- Associated Press - Sunday, February 6, 2011

ARLINGTON, TEXAS (AP) - It’s made for TV. It’s packed with personalities, sex appeal and wall-to-wall violence. It’s the National Football League.

By far, football is America’s favorite sport. Yet despite that, when they turn out the lights after Sunday’s Super Bowl between the Green Bay Packers and Pittsburgh Steelers, the party could be over.

A labor war that pits rich athletes against richer owners could shut down the game for who knows how long.

The collective bargaining agreement that led to unprecedented success for the NFL expires at the end of the day on March 3, and barring an agreement before then, owners are threatening to lock out players.

They are pondering the unthinkable: The first play stoppage since 1987. The shutdown of the only form of entertainment that, as the sky-high TV ratings this year have shown, consistently brings people together in a tweeting, texting, TiVo-ing country where viewing habits get more fragmented by the day.

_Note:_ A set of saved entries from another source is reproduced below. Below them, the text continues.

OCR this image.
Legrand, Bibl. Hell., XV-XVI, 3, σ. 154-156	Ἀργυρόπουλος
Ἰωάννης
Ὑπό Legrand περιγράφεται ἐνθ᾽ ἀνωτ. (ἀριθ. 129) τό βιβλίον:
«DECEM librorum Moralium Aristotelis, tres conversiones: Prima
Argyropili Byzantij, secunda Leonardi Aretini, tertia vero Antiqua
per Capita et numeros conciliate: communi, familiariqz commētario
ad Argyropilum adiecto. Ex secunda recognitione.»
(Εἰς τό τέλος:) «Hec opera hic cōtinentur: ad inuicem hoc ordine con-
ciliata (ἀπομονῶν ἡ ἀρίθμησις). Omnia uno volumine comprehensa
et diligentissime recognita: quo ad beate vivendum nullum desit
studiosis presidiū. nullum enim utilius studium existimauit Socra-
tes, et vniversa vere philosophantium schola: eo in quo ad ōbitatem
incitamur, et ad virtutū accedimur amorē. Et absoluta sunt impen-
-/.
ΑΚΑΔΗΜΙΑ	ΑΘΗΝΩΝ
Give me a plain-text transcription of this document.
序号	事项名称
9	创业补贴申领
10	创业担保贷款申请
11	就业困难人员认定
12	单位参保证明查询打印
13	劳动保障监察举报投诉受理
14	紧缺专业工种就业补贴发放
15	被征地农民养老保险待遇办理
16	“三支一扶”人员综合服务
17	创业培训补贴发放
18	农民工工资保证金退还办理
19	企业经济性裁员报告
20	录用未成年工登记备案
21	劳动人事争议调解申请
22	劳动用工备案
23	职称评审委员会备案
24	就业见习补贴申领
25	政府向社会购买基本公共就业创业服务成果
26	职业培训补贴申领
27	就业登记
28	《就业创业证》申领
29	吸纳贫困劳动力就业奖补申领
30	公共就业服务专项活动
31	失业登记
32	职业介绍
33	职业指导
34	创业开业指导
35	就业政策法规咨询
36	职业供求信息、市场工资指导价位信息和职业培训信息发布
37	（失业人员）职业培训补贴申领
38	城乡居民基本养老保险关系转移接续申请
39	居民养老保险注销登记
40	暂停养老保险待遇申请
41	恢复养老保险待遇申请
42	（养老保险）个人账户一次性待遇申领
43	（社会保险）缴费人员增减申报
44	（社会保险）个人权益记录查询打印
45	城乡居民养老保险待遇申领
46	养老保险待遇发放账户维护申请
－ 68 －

“For a sport at the height of its popularity to self-destruct by lacking the will and creativity to solve economic problems would be the height of folly,” agent Leigh Steinberg said. “Who wants to be the person to kill this golden goose?”

To hear the two sides tell it, they’re trying to make it better, not kill it. But they are far apart on how to get that done.

Owners say it’s time to pocket more money for a league that hasn’t started a stadium project in more than five years. They want a bigger slice of the roughly $9 billion in revenue, a rookie wage scale and to increase the regular season by two games to 18.

The players think those two extra games will cause an exponential rise in injuries and don’t want to give back any percentage of the revenue pool, a massive slice of which comes from the networks, which combine to pay around $4 billion a year to televise the NFL.

In the kind of theater that only the NFL could provide, Cincinnati receiver Chad Ochocinco stood up among the journalists at Commissioner Roger Goodell’s annual news conference Friday to ask the question on every football fan’s mind.

“Do you know how far away we are from getting a deal realistically done?” Ochocinco said.

Goodell said both sides are preparing for any outcome, but “the commitment on behalf of ownership is to get an agreement.”

He reiterated that Sunday in an interview on Fox, saying a negotiating session between the owners and players the day before was “beneficial.”

“My focus is on the next three or four weeks,” Goodell said. “I’ve often said, our agreement expires on March 4th. We have to use that period of time to reach an agreement that’s fair for the players, fair for the clubs, and allows our great game to grow for our fans.”

Not doing so could stop the show after one of the most riveting seasons anyone can remember.